Ms Fraser said: “I think some of the teachers thought some of the books had too many pictures but we are saying that picture books are OK. In the book Slam, for example, (which came second for the eight to nines) there aren't a lot of words but it's about learning to look at pictures.

“We also wanted them to engage in titles they didn't know so we didn't promote Harry Potter or Horrid Henry but a different range of books.”

Jennifer Holland, Head of Libraries, said: “If we can encourage children to get the book habit at a young age they're well on their way to becoming lifelong readers. The awards help us to keep touch with children's preferences and ensure our stock reflects popular taste.”

The results of the book poll will be officially announced at a ceremony on Wednesday, at North Walsham Community Centre when children who took part in the voting will get the chance to meet some of their favourite authors - including Jane Clarke, Jonathan Emmett and Adam Stower.


For the eight to nine year-olds:

t 1 Pigs Might Fly, by Jonathan Emmett and Steve Cox. This is a colourful tale giving a new twist on the traditional Three Little Pigs story. This time the pigs decide to try to outwit the Big Bad Wolf by winning the 'Pie in the Sky Air Race'. Each pig builds a plane, out of straw, sticks and metal. Of course, the pigs have the last laugh.

t 2 Slam by Adam Stower. This is a book largely made up of pictures showing how a boy, listening to his headphones, comes out of his house and bangs the door - only to cause all kinds of disastrous consequences.

t 3 Ice Bear by Nicola Davies and Gary Blythe. An emotive, atmospheric book with illustrations and a non-fiction content as well, that describes the life of the polar bear as a powerful hunter, tender mother and gentle playmate.

For children up to seven:

t 1 Smelly Bill by Daniel Postgate. A lovely picture story about a naughty, dirty dog who gets a visit by a fastidious aunt who tries to clean him up - only with hilarious consequences.

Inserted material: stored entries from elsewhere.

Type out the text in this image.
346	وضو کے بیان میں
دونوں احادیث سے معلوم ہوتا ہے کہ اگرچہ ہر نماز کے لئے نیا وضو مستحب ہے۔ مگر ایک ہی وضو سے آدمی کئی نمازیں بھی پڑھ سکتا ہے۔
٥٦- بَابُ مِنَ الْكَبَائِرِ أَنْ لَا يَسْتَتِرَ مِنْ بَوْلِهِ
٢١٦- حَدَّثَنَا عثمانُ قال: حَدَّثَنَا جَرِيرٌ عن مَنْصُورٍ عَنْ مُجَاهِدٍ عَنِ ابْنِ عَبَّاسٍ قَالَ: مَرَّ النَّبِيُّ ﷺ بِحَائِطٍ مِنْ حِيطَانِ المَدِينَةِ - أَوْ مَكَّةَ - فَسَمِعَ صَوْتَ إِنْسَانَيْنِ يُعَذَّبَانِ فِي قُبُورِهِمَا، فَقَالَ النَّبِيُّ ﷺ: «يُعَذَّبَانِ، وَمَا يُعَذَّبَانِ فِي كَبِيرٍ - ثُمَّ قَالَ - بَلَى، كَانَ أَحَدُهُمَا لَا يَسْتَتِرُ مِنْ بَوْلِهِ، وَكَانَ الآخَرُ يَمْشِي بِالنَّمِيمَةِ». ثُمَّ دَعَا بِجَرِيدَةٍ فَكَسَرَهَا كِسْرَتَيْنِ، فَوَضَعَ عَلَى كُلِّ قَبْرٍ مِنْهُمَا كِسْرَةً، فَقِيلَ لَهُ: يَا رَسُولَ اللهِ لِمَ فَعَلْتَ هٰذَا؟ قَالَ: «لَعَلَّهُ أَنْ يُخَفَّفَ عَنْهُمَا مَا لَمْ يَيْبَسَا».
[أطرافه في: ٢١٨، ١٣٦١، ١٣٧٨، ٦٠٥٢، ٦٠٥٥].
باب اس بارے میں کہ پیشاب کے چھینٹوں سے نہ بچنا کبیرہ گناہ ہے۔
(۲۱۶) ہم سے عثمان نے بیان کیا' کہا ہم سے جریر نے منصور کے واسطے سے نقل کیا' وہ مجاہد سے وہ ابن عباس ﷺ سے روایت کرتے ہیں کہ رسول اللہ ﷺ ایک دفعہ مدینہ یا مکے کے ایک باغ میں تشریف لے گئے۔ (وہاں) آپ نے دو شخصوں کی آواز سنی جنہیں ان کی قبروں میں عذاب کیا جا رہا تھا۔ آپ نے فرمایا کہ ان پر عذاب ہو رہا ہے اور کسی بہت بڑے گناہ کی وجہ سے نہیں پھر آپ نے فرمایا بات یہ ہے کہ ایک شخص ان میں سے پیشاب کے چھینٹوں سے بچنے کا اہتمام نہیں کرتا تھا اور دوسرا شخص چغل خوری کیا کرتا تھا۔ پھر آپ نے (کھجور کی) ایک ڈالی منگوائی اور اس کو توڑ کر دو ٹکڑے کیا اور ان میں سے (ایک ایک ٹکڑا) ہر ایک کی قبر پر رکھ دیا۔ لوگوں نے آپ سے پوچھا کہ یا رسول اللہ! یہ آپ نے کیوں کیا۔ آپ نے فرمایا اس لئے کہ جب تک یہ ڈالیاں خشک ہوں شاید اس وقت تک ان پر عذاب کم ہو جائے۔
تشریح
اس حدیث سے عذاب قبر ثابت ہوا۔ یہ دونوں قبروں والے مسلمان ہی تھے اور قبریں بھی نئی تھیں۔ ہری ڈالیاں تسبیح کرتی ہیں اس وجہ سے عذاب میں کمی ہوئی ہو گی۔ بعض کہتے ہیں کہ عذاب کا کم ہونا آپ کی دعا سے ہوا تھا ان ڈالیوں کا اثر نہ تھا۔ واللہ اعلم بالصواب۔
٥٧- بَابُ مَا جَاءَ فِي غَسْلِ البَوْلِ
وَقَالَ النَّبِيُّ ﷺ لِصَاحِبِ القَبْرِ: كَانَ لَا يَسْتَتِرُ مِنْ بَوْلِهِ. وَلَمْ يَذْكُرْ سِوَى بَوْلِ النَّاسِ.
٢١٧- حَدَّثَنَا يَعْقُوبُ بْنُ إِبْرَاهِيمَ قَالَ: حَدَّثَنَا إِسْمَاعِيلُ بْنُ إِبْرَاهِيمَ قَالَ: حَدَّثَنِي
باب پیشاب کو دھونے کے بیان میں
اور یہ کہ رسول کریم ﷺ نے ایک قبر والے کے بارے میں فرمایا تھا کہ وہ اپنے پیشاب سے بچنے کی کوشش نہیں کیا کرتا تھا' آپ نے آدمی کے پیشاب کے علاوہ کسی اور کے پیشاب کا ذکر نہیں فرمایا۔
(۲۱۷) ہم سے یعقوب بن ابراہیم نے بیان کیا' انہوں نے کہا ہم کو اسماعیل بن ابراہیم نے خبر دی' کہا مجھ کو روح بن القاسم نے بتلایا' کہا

t 2 Killer Gorilla by Jeanne Willis and Tony Ross. A mouse is scared by a gorilla and runs into different countries to escape, only to find at the end he was not a monster after all.

t 3 Gilbert the Great by Jane Clarke and Charles Fuge. A lovely illustrated book about two unlikely friends - a shark and a little fish who have lots of fun together until the fish goes missing. However, the shark manages eventually to find another little fish as a new friend.